イスラム組織「ハマス」イスラエルに軍事攻撃犠牲者は数千人に - ガザ地区に閉じ込められた人々
このところニュースを見ると、真っ先に出て来るのがイスラエルとパレスチナの軍事衝突の話です。これは10月7日、パレスチナ自治区であるガザ地区を実効支配するイスラム組織「ハマス」(Hamas)がイスラエルに向けて大量のロケット弾を放ち、イスラエル領内に侵入して襲撃を開始したことがきっかけです。また、200人を超える人質も拘束しており、安否が気にかかります。報復措置としてイスラエルは大規模な空爆を行い、双方の攻撃による死者数は数千人規模に達しました。英国に住む人の中でも自分の家族や友人・知人が拘束されている、あるいは攻撃されて亡くなったという経験を持つ人が少なくなく、切実さが増しています。
ガザ地区は地中海沿岸にある、東西に約10キロ、南北に約40キロの細長い地域です。イスラエルの西側に位置し、南はエジプトと接する場所に200万人強が住んでいます。この地区とイスラエルの東側にあるヨルダン川西地区は、独立国家パレスチナの樹立を目指すパレスチナ自治政府が管轄していますが、地図を見ると、イスラエルの領域内に二つの地域が離れて位置していることが分かります。なぜこのような形になったのでしょうか。そもそも、なぜ紛争が起きたのでしょう。
「パレスチナ」とは、もともとは地中海の東海岸の地域を指してきました。はるか昔、ユダヤ人の王国がここにあったのですが、約2000年前にローマ帝国に滅ぼされ、ユダヤ人は世界各地に移り住むようになりました。19世紀末、パレスチナでユダヤ人の祖国の建国を目指す「シオニズム運動」が広がります。「シオニズム」は旧約聖書のエルサレムの別名「シオン」が由来で、運動は欧州でのユダヤ人に対する偏見や迫害に対する抵抗として生まれたといわれています。一方、16世紀以降、オスマン帝国の支配下にあったパレスチナは、第一次世界大戦後は英国の委任統治領となりました。第二次世界大戦中、ナチス・ドイツによるホロコーストでユダヤ人は600万人もの同胞を失いました。ユダヤ人国家建設への国際的な支持が形成され、戦後1947年の国連総会で、パレスチナの地をユダヤ人とアラブ人の2国に分割し、エルサレムを国際管理下に置く決議が採択されました。これを受けて翌48年、イスラエルが建国しますが、アラブ諸国は分割案を拒否し、第一次中東戦争が始まりました。この過程で多数のパレスチナ人がイスラエルの支配地域から追われてしまいました。1967年の第三次中東戦争でガザ地区はイスラエル軍に占領されました。その後も紛争が続きましたが、93年、全てのパレスチナ人を公的に代表する組織パレスチナ解放機構とイスラエルとの間で暫定自治協定が結ばれます。これで段階的に自治が開始されることになりましたが、和平交渉は次第に破綻。2005年2月、イスラエルとパレスチナ自治政府代表との会談を経て、同年8月からイスラエルはガザ地区からの撤退を始め、9月に終了しました。
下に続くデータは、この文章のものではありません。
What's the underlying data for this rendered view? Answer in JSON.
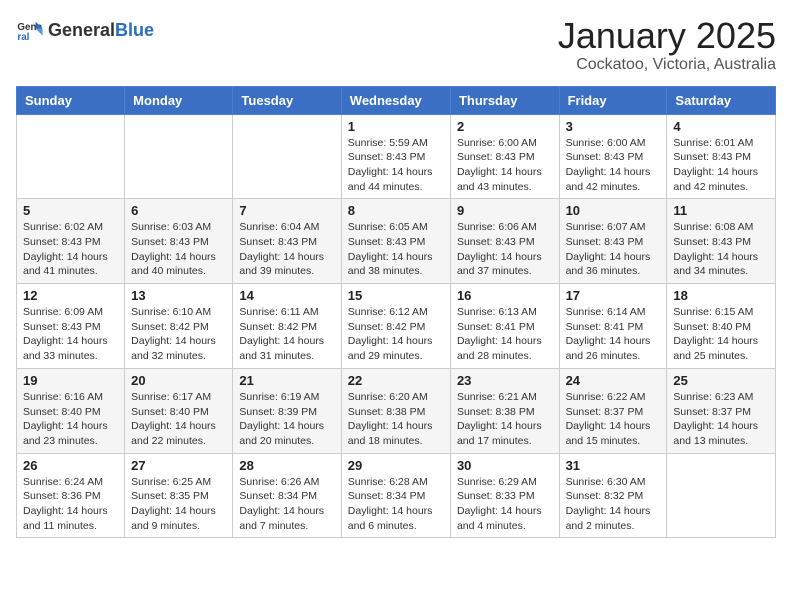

それでも、現在、ガザ地区の領空・領海はイスラエルが支配しています。水、電気などのインフラもイスラエルの管理下にあります。隔離フェンスが建設され、地区の外に出るには2カ所の検閲所を通らなければなりません。先月のハマスの攻撃を受けて、イスラエルはガザ地区への食料、水などの生活必需品の供給を完全遮断し、ガザの住民は厳しい状況にいます。
軍事衝突発生後、英国各地では親パレスチナのデモが発生しています。10月21日のロンドンのデモには10万人が参加し、ウェールズのカーディフではデモ参加者がガザ地区での即時停戦を求めました。反ユダヤ主義のヘイト・クライムの件数が急増するなか、イスラエルによるハマスを倒すための空爆や準備中の地上戦を「正当な権利」として支持するのか、「一人でも人の命を無駄にしてはいけない」と反対の姿勢を取るのかで、英国内では意見が分かれています。
Hamas(ハマス)
パレスチナ・ガザ地区を実効支配する武装組織で、名称はアラビア語の「イスラム抵抗運動」の略。イスラエルの破壊とイスラム国家の樹立が目標。2006年、議会選挙で自治政府主流派ファタハに勝利。07年3月、ファタハと挙国一致内閣を成立させたが、破局。ハマスはガザ地区、ファタハはヨルダン西側地区を支配する。